TREE GENETICS & GENOMES, cilt.15, 2019 (SCI İndekslerine Giren Dergi) identifier identifier

  • Cilt numarası: 15 Konu: 1
  • Basım Tarihi: 2019
  • Doi Numarası: 10.1007/s11295-019-1318-9
  • Dergi Adı: TREE GENETICS & GENOMES

Özet

Walnut (Juglans regia L.) is one of the most important nut tree species. Simple sequence repeat (SSR)-based genetic linkage maps are valuable and effective tools for studies on integrative and comparative mapping. The data available in literature on walnut is inadequate for linkage mapping. Therefore, in the present study, we aimed to construct the first SSR-based genetic linkage map using the Chandler'xKaplan-86' F1 population and to identify QTL (Quantitative Trait Loci) for leafing time in walnut. A total of 386 SSRs were mapped to 16 linkage groups (LGs) after screening 1437 SSR primer pairs. Among the mapped markers, 166 SSRs (43.0%) were heterozygous in both the parents, whereas 113 (29.3%) and 107 (27.7%) markers were from one of the parents that were integrated into the female and male maps, respectively.

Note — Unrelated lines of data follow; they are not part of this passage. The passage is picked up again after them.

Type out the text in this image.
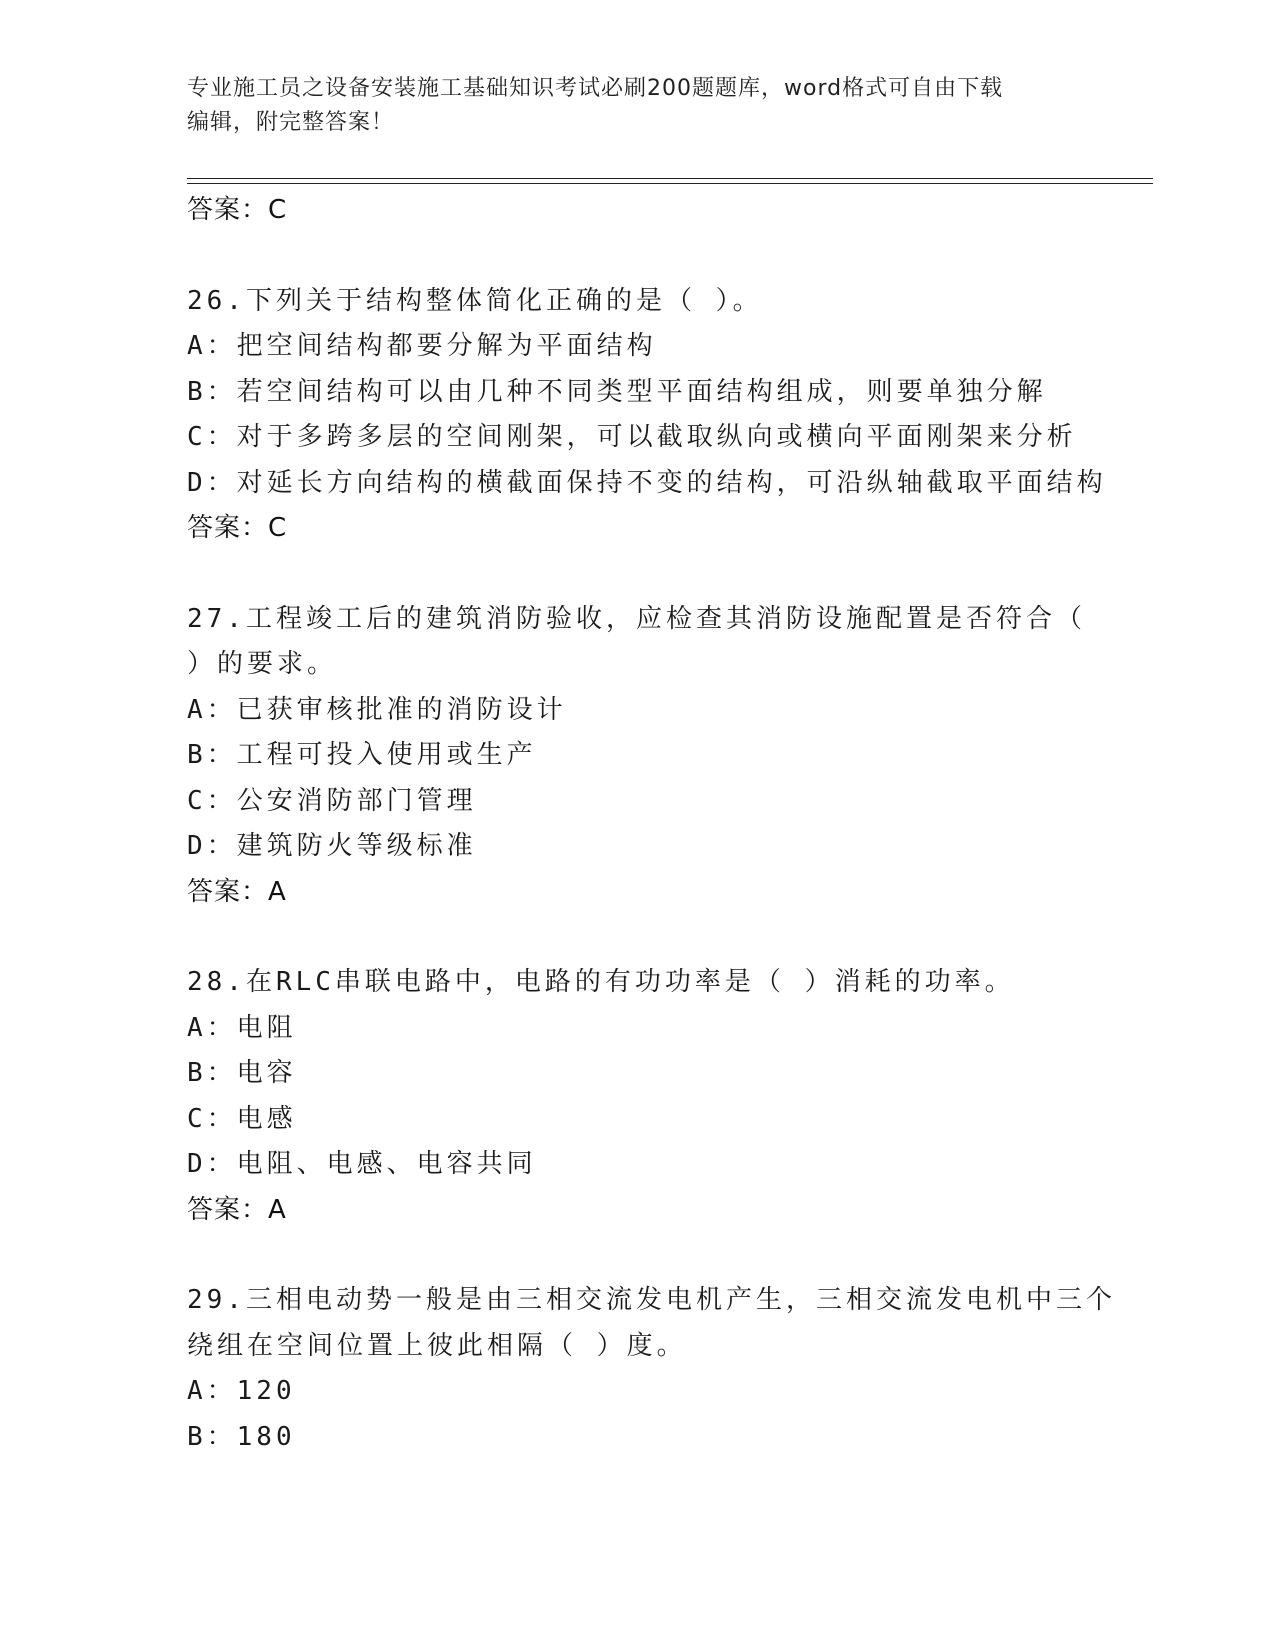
专业施工员之设备安装施工基础知识考试必刷200题题库，word格式可自由下载
编辑，附完整答案！
答案：C
26.下列关于结构整体简化正确的是（ ）。
A：把空间结构都要分解为平面结构
B：若空间结构可以由几种不同类型平面结构组成，则要单独分解
C：对于多跨多层的空间刚架，可以截取纵向或横向平面刚架来分析
D：对延长方向结构的横截面保持不变的结构，可沿纵轴截取平面结构
答案：C
27.工程竣工后的建筑消防验收，应检查其消防设施配置是否符合（
）的要求。
A：已获审核批准的消防设计
B：工程可投入使用或生产
C：公安消防部门管理
D：建筑防火等级标准
答案：A
28.在RLC串联电路中，电路的有功功率是（ ）消耗的功率。
A：电阻
B：电容
C：电感
D：电阻、电感、电容共同
答案：A
29.三相电动势一般是由三相交流发电机产生，三相交流发电机中三个
绕组在空间位置上彼此相隔（ ）度。
A：120
B：180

The total length of the consensus map was 1568.2cM, with an average length of 98.0cM. It included an average of 24.1 markers per LG, and the mean distance between SSR markers was 4.3cM. The Chandler maternal linkage map included 279 SSR markers of total map length 1285.8cM, whereas the Kaplan-86 male genetic map contained 273 SSRs of total map length 1574.4cM. The SSR-based linkage maps presented in this study are moderately dense and can be considered as a fundamental genetic linkage map for further genetic and molecular studies in walnut, as well as in other Juglans species. A major QTL was identified for leafing time on LG4 explaining 52.0-68.8% of the phenotypic variation at similar positions in parental and consensus maps. The identified QTL region with associate markers can be potential for marker-assisted selection in the future for walnut breeding programs.